Welche Dateiformate sind auch in Zukunft lesbar? Und welche Dateiformate können leicht zwischen den verschiedensten Computern, Speichern und Medien transportiert werden? Vor allem bei Behörden und Grossfirmen, die ihre Dokumente (Briefe, E-Mails, Präsentationen, Kalkulationen) noch jahre- oder jahrzehntelang der Öffentlichkeit oder einem beschränkten Kreis zugänglich machen müssen, gewinnt diese Frage an Gewicht.
 
Eine Alternative zu den Microsoft-eigenen Formaten wie ".doc", ".xls" oder ".pps", die heute einen Quasi-Standard darstellen, will die Standardisierungs-Organisation OASIS (Organization for the Advancement of Structured Information Standards) mit "OpenDocument" entwickeln. OpenDocument basiert, wie die künftigen Microsoft-eigenen Formate auch, auf XML, wird aber von einer ziemlich breiten Allianz der Open-Source-Community mit Firmen wie IBM, Sun und Corel unterstützt. Die erste Version von "OpenDocument" wurde im Mai von OASIS verabschiedet und die beiden Schwestern "StarOffice" und "OpenOffice" unterstützen das Format bereits.
 
Der Entscheid des US Bundesstaats Massachusetts, ab 1.1.2007 nur noch Office-Software einzusetzen, die "OpenDocument" vollumfänglich unterstützt, hat dem Standard neulich zusätzlichen Schub verliehen. Microsoft will zwar ebenfalls XML als Basis für die künftigen Dateiformate verwenden, beharrt aber darauf, auch in Zukunft eigene Formate, deren genaue Definitionen nicht bekannt sind, zu verwenden.
 
Vor einer Revolution?
Manche glauben, "OpenDocument" werde die Welt der Bürosoftware revolutionieren.
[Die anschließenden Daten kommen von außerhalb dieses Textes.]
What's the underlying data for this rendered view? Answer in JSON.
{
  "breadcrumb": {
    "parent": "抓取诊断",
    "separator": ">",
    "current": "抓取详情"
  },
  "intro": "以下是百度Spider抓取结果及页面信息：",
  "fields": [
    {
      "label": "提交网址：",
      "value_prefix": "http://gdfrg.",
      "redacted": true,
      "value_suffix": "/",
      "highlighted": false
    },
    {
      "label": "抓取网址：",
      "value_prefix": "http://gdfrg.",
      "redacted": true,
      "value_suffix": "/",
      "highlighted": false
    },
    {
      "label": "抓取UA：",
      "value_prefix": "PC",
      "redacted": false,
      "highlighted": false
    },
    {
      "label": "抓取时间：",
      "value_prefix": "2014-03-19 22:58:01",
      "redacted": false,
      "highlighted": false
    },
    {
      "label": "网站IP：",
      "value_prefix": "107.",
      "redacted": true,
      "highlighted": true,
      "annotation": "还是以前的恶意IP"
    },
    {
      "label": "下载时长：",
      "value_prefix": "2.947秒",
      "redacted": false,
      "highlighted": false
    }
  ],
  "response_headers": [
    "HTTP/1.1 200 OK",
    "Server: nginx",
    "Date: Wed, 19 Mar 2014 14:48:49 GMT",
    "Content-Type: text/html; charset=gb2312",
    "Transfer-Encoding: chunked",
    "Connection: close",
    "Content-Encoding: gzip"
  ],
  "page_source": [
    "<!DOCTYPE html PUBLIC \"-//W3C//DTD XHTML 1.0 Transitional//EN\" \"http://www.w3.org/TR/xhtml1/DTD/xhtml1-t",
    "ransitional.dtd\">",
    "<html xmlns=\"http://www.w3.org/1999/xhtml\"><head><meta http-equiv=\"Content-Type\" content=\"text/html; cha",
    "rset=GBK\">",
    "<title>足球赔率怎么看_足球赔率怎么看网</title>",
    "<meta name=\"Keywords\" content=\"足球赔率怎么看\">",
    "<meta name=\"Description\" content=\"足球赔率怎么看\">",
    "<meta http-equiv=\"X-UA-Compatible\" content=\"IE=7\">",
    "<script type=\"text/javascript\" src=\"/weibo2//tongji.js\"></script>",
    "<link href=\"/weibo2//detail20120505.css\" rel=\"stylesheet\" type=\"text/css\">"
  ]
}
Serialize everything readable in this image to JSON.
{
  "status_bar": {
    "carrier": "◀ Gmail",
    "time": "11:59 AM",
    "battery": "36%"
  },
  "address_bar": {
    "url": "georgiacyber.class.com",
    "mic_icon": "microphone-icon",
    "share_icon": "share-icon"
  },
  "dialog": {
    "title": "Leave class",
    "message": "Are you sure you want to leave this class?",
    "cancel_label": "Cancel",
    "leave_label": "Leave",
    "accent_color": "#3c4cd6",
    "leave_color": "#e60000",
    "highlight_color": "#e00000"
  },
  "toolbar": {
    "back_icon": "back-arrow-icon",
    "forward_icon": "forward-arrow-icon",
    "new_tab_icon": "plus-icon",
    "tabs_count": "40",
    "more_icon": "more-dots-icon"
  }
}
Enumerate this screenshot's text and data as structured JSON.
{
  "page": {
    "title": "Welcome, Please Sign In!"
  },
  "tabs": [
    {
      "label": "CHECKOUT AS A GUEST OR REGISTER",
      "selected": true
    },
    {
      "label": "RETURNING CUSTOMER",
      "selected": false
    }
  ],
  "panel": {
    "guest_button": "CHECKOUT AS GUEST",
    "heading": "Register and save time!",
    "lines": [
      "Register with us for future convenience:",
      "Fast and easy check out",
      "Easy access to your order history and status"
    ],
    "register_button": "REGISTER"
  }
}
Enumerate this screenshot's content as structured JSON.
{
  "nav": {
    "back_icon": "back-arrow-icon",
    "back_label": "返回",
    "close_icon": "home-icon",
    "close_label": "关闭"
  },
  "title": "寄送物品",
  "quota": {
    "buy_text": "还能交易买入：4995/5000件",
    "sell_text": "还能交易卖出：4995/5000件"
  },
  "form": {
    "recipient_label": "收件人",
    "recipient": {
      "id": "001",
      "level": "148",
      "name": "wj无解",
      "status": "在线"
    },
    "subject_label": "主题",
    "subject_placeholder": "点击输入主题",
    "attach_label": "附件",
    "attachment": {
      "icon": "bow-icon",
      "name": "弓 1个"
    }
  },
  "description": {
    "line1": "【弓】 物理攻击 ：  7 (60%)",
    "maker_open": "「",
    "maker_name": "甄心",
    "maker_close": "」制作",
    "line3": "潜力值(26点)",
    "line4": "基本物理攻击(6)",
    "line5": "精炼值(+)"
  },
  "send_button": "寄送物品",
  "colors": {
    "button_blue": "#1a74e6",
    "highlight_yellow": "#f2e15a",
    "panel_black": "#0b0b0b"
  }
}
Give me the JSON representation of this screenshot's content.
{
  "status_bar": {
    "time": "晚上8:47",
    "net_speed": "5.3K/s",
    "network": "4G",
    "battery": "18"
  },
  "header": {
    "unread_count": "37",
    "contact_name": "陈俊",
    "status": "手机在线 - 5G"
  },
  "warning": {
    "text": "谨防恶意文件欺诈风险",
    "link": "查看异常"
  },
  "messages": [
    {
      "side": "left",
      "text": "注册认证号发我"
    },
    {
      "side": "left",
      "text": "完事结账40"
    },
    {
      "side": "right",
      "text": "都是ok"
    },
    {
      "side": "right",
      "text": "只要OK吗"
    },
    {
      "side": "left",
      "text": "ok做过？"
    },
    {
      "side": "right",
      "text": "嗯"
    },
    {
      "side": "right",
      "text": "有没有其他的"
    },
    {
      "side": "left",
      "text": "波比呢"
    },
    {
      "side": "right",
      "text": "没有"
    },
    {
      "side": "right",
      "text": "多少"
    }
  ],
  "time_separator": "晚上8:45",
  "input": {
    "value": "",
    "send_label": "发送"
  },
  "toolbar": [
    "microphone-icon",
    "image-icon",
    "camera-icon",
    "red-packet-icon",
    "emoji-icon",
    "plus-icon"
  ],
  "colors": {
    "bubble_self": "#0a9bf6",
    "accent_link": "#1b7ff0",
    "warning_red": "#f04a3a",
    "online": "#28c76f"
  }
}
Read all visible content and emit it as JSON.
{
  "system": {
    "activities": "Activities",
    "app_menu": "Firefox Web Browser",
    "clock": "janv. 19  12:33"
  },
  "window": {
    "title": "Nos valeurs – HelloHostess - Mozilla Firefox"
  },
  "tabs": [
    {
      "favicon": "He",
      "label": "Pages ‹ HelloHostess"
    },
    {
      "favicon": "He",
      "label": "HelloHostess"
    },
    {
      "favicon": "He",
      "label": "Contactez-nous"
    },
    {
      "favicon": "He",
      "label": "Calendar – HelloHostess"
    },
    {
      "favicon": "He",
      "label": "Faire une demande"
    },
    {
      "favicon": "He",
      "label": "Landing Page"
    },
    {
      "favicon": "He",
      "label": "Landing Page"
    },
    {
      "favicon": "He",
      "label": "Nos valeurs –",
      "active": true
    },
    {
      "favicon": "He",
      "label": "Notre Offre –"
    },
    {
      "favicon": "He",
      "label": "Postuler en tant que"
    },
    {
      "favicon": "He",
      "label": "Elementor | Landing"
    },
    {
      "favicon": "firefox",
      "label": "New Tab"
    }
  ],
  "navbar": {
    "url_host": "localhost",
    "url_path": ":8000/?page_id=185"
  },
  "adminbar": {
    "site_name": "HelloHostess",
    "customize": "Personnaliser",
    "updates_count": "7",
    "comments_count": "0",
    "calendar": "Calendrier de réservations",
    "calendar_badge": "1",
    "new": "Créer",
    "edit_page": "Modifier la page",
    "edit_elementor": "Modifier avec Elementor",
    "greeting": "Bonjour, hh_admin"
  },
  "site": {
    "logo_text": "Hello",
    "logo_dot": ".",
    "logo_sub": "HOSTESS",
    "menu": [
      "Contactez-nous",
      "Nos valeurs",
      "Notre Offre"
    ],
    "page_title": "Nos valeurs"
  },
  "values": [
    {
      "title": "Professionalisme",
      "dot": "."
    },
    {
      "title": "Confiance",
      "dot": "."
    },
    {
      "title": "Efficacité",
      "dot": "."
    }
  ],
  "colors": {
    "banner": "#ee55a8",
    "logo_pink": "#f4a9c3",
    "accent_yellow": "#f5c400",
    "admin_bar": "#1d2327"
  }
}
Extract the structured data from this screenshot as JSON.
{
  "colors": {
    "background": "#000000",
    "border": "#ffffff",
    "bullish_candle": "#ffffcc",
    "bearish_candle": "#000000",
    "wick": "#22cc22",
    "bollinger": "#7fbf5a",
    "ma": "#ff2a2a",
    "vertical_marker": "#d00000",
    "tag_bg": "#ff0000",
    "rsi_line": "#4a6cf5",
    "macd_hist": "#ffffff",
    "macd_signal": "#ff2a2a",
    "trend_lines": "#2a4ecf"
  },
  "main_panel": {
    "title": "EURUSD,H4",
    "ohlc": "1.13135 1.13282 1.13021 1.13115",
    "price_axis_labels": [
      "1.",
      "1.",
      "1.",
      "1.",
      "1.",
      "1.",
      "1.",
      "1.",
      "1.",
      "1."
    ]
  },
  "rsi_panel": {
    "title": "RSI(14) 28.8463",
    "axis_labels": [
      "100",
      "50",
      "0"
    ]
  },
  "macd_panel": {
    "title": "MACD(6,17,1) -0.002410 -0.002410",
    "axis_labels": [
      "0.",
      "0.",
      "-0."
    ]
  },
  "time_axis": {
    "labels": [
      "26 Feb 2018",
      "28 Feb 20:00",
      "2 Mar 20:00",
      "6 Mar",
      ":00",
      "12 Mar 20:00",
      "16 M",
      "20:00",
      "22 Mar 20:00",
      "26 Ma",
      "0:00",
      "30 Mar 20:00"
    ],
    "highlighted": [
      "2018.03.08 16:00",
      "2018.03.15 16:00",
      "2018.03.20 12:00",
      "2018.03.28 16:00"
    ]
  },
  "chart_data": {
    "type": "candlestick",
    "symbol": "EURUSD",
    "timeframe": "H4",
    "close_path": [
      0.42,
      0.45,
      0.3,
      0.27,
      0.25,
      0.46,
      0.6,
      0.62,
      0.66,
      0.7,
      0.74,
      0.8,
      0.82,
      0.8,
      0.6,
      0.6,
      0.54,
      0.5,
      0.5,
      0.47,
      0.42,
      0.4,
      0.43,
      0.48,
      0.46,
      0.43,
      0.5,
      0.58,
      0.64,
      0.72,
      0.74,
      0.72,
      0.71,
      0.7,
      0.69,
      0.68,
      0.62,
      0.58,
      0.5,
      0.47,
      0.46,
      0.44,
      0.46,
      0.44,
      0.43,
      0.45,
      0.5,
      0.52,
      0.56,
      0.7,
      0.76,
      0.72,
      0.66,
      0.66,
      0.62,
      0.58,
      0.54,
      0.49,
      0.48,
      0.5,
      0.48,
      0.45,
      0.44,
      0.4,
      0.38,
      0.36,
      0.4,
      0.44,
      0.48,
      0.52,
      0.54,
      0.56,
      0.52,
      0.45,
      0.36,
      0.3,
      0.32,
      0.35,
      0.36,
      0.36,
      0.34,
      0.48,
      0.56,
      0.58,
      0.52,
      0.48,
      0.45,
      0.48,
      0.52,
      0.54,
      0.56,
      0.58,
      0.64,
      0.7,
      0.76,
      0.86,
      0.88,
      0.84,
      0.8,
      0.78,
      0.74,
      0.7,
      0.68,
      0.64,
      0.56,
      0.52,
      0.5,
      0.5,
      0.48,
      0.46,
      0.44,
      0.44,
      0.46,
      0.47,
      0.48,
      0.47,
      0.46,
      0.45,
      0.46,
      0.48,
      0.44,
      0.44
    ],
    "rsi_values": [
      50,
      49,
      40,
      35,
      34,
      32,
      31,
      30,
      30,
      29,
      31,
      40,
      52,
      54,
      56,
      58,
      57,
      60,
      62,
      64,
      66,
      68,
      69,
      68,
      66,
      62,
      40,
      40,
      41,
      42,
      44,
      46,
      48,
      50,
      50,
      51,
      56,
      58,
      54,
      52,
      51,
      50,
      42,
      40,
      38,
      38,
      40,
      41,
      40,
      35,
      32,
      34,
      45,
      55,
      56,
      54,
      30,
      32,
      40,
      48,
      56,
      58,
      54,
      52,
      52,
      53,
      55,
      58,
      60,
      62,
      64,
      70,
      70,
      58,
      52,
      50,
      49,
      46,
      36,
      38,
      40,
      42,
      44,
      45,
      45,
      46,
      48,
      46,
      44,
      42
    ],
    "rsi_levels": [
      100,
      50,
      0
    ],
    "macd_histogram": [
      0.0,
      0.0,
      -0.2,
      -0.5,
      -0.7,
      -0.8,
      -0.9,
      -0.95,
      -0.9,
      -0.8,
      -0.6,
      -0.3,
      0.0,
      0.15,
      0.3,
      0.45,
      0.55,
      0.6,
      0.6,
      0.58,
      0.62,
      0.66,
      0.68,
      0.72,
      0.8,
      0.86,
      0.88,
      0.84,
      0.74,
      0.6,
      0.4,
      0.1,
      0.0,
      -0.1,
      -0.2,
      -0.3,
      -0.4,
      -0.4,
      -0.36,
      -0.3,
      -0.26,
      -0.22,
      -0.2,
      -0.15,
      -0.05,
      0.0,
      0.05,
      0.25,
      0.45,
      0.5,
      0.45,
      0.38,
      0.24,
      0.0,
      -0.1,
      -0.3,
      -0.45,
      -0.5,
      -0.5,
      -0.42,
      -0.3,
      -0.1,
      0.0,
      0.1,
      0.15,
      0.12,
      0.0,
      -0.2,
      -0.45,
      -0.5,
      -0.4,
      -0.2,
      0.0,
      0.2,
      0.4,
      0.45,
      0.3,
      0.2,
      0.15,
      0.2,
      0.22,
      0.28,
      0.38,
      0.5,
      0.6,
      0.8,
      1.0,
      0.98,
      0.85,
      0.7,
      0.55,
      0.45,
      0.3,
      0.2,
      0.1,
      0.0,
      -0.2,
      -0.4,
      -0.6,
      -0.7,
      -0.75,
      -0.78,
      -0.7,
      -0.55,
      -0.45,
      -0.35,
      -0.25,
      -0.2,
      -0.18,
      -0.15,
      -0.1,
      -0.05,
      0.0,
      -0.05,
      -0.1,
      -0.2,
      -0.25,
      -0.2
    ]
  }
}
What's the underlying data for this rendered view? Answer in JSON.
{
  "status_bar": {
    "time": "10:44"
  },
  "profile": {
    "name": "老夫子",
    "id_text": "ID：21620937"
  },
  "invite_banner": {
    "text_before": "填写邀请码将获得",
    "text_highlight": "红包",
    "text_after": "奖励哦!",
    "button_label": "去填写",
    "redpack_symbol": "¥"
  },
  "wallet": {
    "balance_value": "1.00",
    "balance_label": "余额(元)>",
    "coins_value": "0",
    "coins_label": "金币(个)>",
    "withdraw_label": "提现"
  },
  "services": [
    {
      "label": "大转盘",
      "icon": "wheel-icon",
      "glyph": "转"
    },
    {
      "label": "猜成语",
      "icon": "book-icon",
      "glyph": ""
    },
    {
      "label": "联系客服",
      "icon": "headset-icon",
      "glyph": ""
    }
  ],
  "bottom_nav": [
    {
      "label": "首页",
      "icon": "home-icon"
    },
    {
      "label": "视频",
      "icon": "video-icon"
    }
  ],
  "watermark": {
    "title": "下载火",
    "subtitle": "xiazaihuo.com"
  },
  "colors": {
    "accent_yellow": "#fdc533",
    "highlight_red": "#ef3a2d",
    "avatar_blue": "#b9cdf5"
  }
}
So sagte Sun-Mann Tim Bray an einer Konferenz in Slowenien, "OpenDocument" werde ähnlich grosse Auswirkungenen haben, wie sie die Seitenbeschreibungssprache HTML für die Explosion des Internets hatte.
 
Auch Bruno von Rotz und Stephen Walli vom unabhängigen Beratungsunternehmen Optaros glauben, dass das Dateiformat "OpenDocument" Microsofts Dominanz "ankratzen" könnte. Von Rotz: "OpenDocument hat aus unserer Sicht wirklich eine faire Chance, Microsoft's Dominanz anzukratzen. Aber damit wird Microsoft natürlich nicht sterben, denn die Leute nutzen MS Office nicht nur wegen der Abhängigkeit zum File-Format, sondern weil sie es gewöhnt sind, so zu arbeiten, wie es MS Office vorgibt. Aber mit einem gemeinsamen Standard, den auch Microsoft unterstützt, wird es sicher einfacher, eine Alternative zu nehmen. Und einige Kunden (10-15%) werden dies vielleicht auch tun, was Microsoft doch zumindest schadet. Natürlich werden auch nicht alle "rich features" (z.B. Macros, Powerpoint-Animationen, etc.) von Anfang an sauber standardisiert und unterstützt, dies wird einen Umstieg schwieriger machen."
 
Was tut Microsoft?
Interessant wird die Frage, ob der Druck der Kunden, die sich Gedanken über die Verwendung von öffentlichen Standards ("Open Standards") machen, Microsoft dazu bewegen könnte, von den proprietären Formaten abzurücken oder mindestens "OpenDocument" voll und ganz zu unterstützen.
 
Von Rotz' Antwort auf unsere diesbezügliche Frage ist interessant: "Microsoft könnte den Standard unterstützen oder so zu tun, als ob sie einen eigenen, offenen Standard kreieren. Im zweiten Falle wird es einen Standard-Krieg auslösen, was in der Öffentlichkeit nicht goutiert würde und auch den Konkurrenten viele Möglichkeiten gäbe, MS schlecht aussehen zu lassen.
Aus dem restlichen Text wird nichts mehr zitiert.